Error: list index out of range

Question

the following function is supposed to give you out all the numbers in a list that do correspond to it's index ie Index 0 = 0, and append this number in a list.

def Utility(l):
Total = []
for i in l:
    if i == l[i]:
        Total.append(i)
    else:
        pass
return Total

I do get an Error: list index out of range.

Answer 1

for i in l iterates over the list l . So on every iteration you assign an element from the list to i .

If you want for indexes, you need to use enumerate .

for idx, ele in enumerate(l):
    # your code

enumerate will return the index and the item on every iteration.

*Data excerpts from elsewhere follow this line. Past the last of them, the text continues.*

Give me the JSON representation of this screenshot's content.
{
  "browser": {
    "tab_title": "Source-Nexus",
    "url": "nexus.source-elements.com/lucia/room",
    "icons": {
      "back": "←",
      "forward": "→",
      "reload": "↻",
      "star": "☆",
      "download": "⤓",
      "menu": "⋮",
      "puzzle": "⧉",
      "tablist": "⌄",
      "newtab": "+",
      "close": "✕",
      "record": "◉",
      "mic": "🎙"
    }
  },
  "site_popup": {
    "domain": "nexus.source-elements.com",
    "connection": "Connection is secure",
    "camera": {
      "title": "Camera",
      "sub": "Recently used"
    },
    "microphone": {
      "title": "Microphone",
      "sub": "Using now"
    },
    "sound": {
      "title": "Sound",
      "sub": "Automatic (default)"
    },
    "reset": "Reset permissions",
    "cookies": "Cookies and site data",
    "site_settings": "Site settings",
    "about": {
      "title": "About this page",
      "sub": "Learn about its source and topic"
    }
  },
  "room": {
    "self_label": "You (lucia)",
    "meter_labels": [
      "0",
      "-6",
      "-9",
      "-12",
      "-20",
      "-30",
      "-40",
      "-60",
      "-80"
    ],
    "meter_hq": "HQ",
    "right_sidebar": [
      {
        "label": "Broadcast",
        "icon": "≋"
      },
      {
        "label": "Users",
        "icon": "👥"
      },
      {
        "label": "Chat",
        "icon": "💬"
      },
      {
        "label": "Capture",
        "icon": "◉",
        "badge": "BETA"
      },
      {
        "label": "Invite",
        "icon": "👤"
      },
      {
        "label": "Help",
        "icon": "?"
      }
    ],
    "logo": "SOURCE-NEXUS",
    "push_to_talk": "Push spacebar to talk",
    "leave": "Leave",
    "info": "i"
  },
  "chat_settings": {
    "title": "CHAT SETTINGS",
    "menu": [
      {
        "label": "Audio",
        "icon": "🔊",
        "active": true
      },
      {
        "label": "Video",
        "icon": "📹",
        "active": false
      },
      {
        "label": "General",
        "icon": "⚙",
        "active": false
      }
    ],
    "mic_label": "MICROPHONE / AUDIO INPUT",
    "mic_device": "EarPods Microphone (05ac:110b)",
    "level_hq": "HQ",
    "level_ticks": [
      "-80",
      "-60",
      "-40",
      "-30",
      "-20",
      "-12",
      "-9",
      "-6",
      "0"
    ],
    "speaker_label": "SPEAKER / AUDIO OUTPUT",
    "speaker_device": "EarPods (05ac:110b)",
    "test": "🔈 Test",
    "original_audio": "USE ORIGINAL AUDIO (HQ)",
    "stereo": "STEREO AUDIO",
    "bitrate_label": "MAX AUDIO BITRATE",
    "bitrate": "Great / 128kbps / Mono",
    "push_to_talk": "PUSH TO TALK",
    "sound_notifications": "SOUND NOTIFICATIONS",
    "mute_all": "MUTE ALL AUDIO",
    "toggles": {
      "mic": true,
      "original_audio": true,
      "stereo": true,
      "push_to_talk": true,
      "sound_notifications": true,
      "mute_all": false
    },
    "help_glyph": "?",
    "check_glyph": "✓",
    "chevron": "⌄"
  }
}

Your code can be written such

def Utility(l):
Total = []
for idx, ele in enumerate(l):
    if idx == ele:
        Total.append(idx)

The else clause is useless and can be removed

Answer 2

You are iterating over the elements of l , not iterating over the indices:

for i in [5,6,7]:
    print(i)
> 5
> 6
> 7

You should use enumerate :

for i, num in enumerate([5, 6, 7]):
    print(i, num)
> 0 5
> 1 6
> 2 7

Answer 3

Your code should be :

def Utility(l):
  Total = []
  for i in range(len(l)):          #point of interest
    if i == l[i]:
        Total.append(i)
    else:
        pass
  return Total

#driver values

IN : l = [0,1,4,6]
OUT : [0,1]

The fault in your code is that when you do for i in l , the i value is the elements in l , and since those values can be greater than then number of elements in l , it will through up an Error . Like:

l=[5]
for i in l:
   print(i)
   #5
   print(l[i])           #l[5]
   #IndexError: list index out of range